Two Taiwanese financial holding firms yesterday voiced cautious optimism about business in the second half of this year and reported no exposure to troubled Chinese developers Country Garden Holdings Co (碧桂園) and Zhongzhi Enterprise Group (中植企業).
SinoPac Financial Holdings Co (永豐金控) said it has cut exposure in China by 20 percent in the past few years due to escalating downside risks in the market.
“China’s economic slowdown is not new and SinoPac has adopted a conservative approach in doing business there,” SinoPac Financial president Stanley Chu (朱士廷) told an investors’ conference in Taipei.
Photo: Kelson Wang, Taipei Times
Chu’s comments came after the Financial Supervisory Commission said earlier this week that Taiwan has little exposure to debt problems plaguing China’s property sector.
SinoPac monitors its China exposure on a weekly basis and has not made any new investment for years, Chu said.
Rather, the bank-focused group has placed more emphasis on the local market and Southeast Asia, where Taiwanese firms have moved manufacturing facilities to accommodate global supply chain realignments, he said.

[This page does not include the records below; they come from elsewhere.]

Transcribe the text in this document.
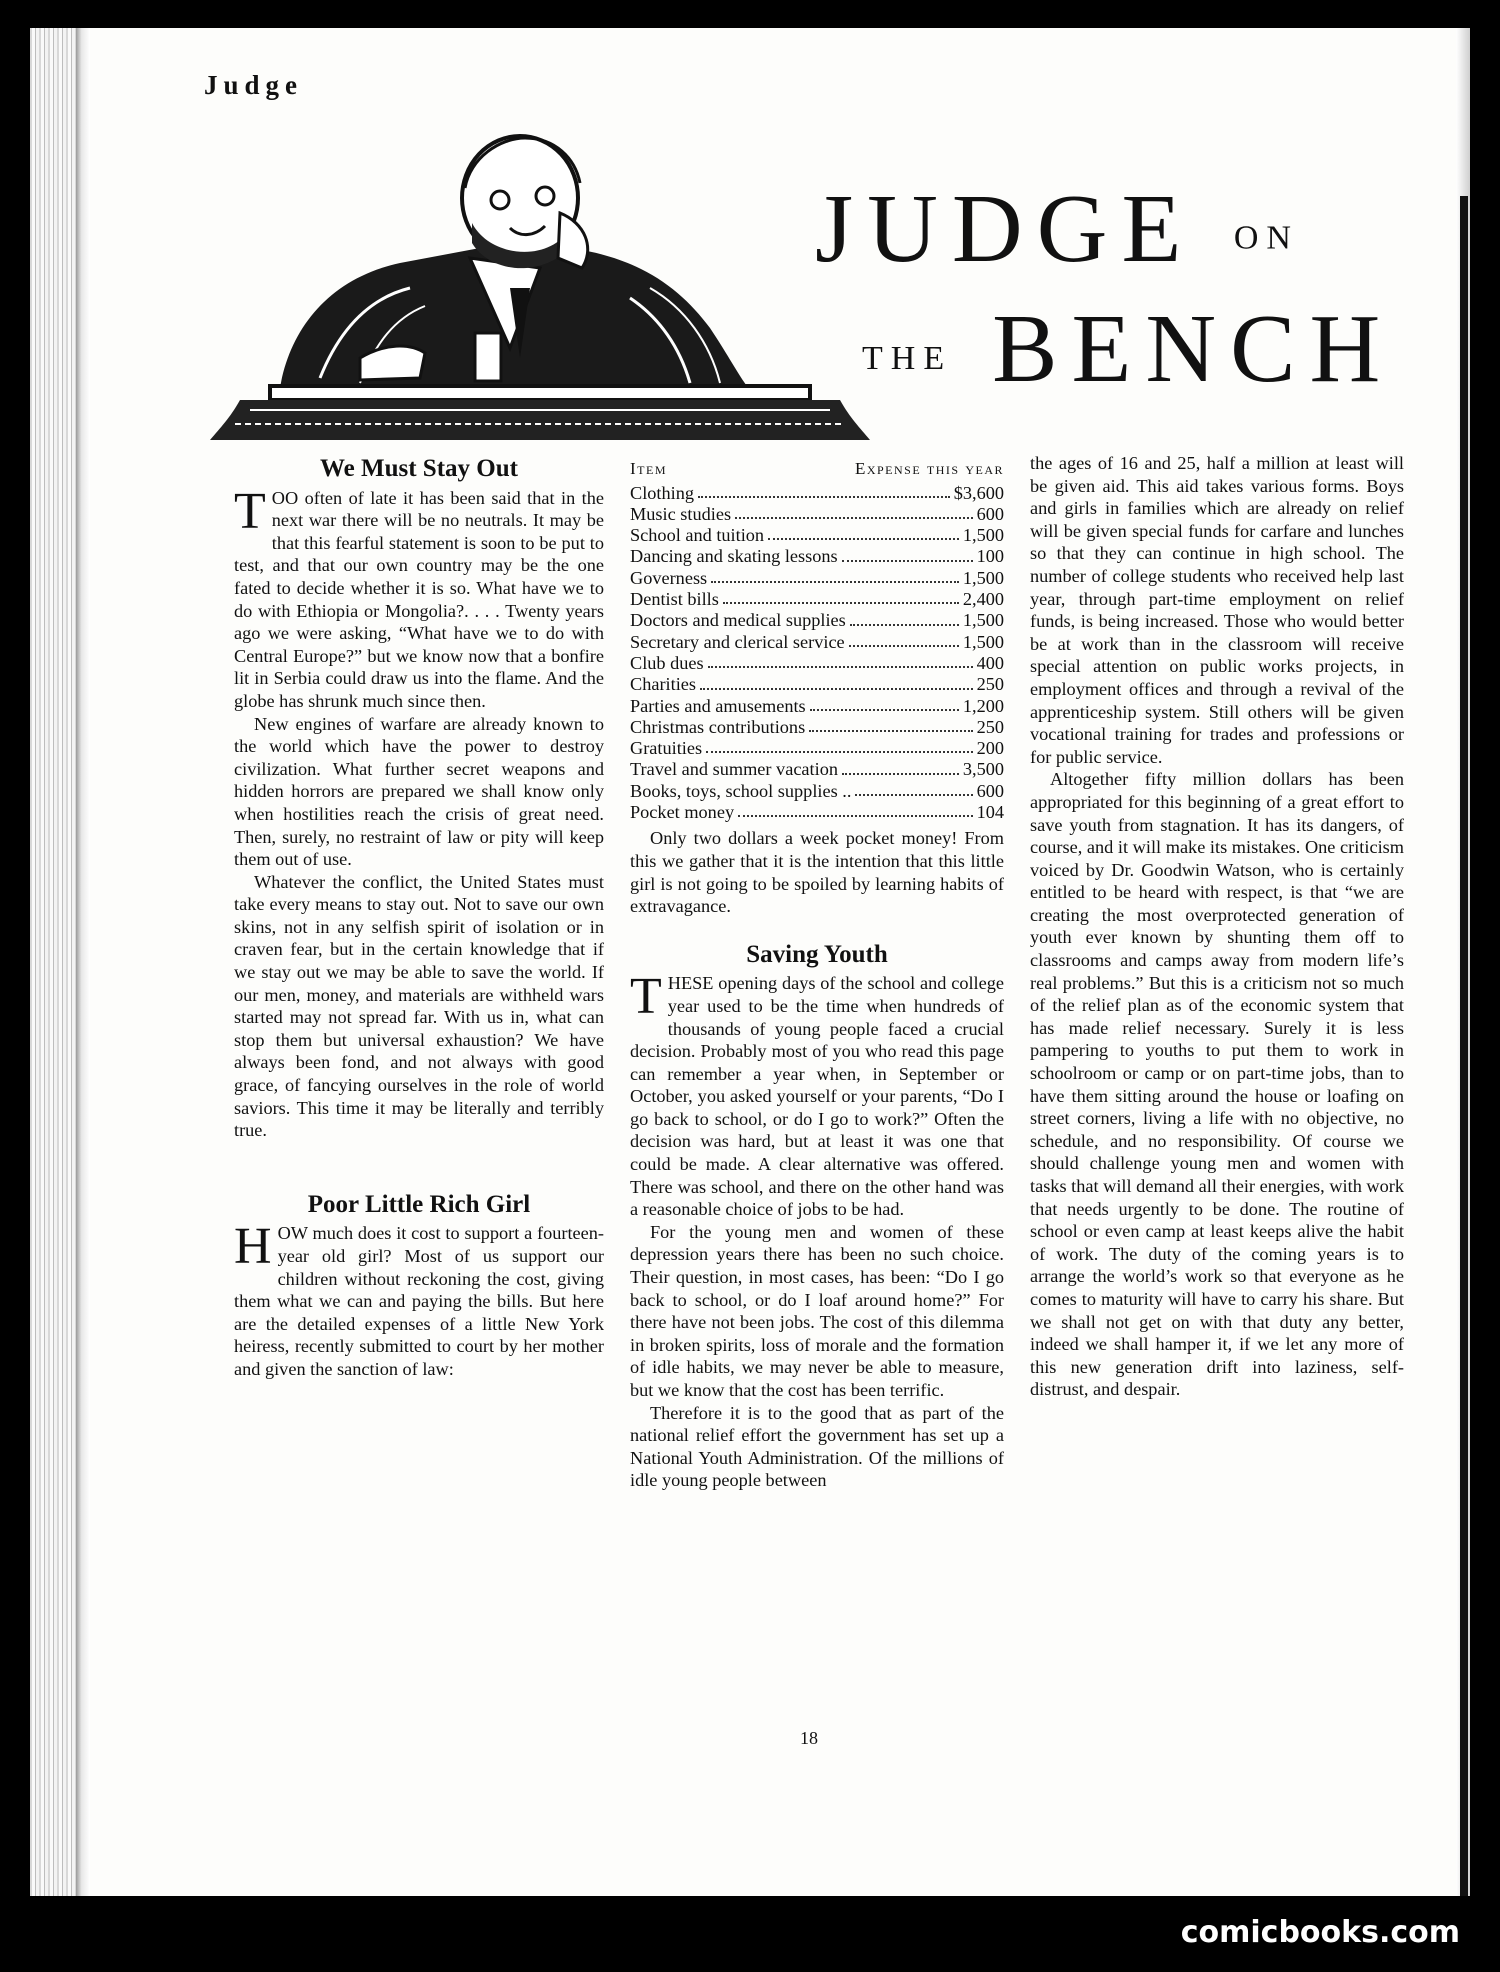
Judge
JUDGE ON
THE BENCH
We Must Stay Out

TOO often of late it has been said that in the next war there will be no neutrals. It may be that this fearful statement is soon to be put to test, and that our own country may be the one fated to decide whether it is so. What have we to do with Ethiopia or Mongolia?. . . . Twenty years ago we were asking, “What have we to do with Central Europe?” but we know now that a bonfire lit in Serbia could draw us into the flame. And the globe has shrunk much since then.

New engines of warfare are already known to the world which have the power to destroy civilization. What further secret weapons and hidden horrors are prepared we shall know only when hostilities reach the crisis of great need. Then, surely, no restraint of law or pity will keep them out of use.

Whatever the conflict, the United States must take every means to stay out. Not to save our own skins, not in any selfish spirit of isolation or in craven fear, but in the certain knowledge that if we stay out we may be able to save the world. If our men, money, and materials are withheld wars started may not spread far. With us in, what can stop them but universal exhaustion? We have always been fond, and not always with good grace, of fancying ourselves in the role of world saviors. This time it may be literally and terribly true.

Poor Little Rich Girl

HOW much does it cost to support a fourteen-year old girl? Most of us support our children without reckoning the cost, giving them what we can and paying the bills. But here are the detailed expenses of a little New York heiress, recently submitted to court by her mother and given the sanction of law:

Item	Expense this year
Clothing	$3,600
Music studies	600
School and tuition	1,500
Dancing and skating lessons	100
Governess	1,500
Dentist bills	2,400
Doctors and medical supplies	1,500
Secretary and clerical service	1,500
Club dues	400
Charities	250
Parties and amusements	1,200
Christmas contributions	250
Gratuities	200
Travel and summer vacation	3,500
Books, toys, school supplies ..	600
Pocket money	104

Only two dollars a week pocket money! From this we gather that it is the intention that this little girl is not going to be spoiled by learning habits of extravagance.

Saving Youth

THESE opening days of the school and college year used to be the time when hundreds of thousands of young people faced a crucial decision. Probably most of you who read this page can remember a year when, in September or October, you asked yourself or your parents, “Do I go back to school, or do I go to work?” Often the decision was hard, but at least it was one that could be made. A clear alternative was offered. There was school, and there on the other hand was a reasonable choice of jobs to be had.

For the young men and women of these depression years there has been no such choice. Their question, in most cases, has been: “Do I go back to school, or do I loaf around home?” For there have not been jobs. The cost of this dilemma in broken spirits, loss of morale and the formation of idle habits, we may never be able to measure, but we know that the cost has been terrific.

Therefore it is to the good that as part of the national relief effort the government has set up a National Youth Administration. Of the millions of idle young people between

the ages of 16 and 25, half a million at least will be given aid. This aid takes various forms. Boys and girls in families which are already on relief will be given special funds for carfare and lunches so that they can continue in high school. The number of college students who received help last year, through part-time employment on relief funds, is being increased. Those who would better be at work than in the classroom will receive special attention on public works projects, in employment offices and through a revival of the apprenticeship system. Still others will be given vocational training for trades and professions or for public service.

Altogether fifty million dollars has been appropriated for this beginning of a great effort to save youth from stagnation. It has its dangers, of course, and it will make its mistakes. One criticism voiced by Dr. Goodwin Watson, who is certainly entitled to be heard with respect, is that “we are creating the most overprotected generation of youth ever known by shunting them off to classrooms and camps away from modern life’s real problems.” But this is a criticism not so much of the relief plan as of the economic system that has made relief necessary. Surely it is less pampering to youths to put them to work in schoolroom or camp or on part-time jobs, than to have them sitting around the house or loafing on street corners, living a life with no objective, no schedule, and no responsibility. Of course we should challenge young men and women with tasks that will demand all their energies, with work that needs urgently to be done. The routine of school or even camp at least keeps alive the habit of work. The duty of the coming years is to arrange the world’s work so that everyone as he comes to maturity will have to carry his share. But we shall not get on with that duty any better, indeed we shall hamper it, if we let any more of this new generation drift into laziness, self-distrust, and despair.

18
comicbooks.com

Shares of Taiwan’s financial institutions took a hard hit this month, dragged by ongoing global capital flight from the region and China’s corporate debt problems.
Chu said he is guardedly positive about business going forward, after achieving record earnings in the first half of the year.
SinoPac Financial’s net profit expanded 22.4 percent from a year earlier to NT$10.07 billion (US$314.94 million) in the first six months, thanks to strong profit gains at Bank SinoPac (永豐銀行) and SinoPac Securities Co (永豐金證券), the conglomerate said.
That translated into earnings per share (EPS) of NT$0.85, an annual increase of 0.13 percent.
Similarly, state-run Taiwan Cooperative Financial Holding Co (合庫金控) saw its net profit rise 5.03 percent year-on-year to NT$9.82 billion in the first half, or EPS of NT$0.65.
Relatively stable financial markets at home and abroad allowed different subsidiaries to post profits, Taiwan Cooperative Financial president Chen Mei-tsu (陳美足) told an online investors’ conference.
Main subsidiary Taiwan Cooperative Bank (合庫銀行) raked in hefty gains from foreign currency swap arrangements, aided by interest rate differentials between the US and the local market, officials said, adding that the lender would continue such trading in the second half.
Chen said the company has no exposure to Country Garden or Zhongzhi Enterprise and has not sold related investment products to its clients either.
Offshore and overseas operations incurred losses in the second quarter due to higher provision costs in its Phnom Penh offices, snapping the group’s plan to increase profit contributions from overseas operations.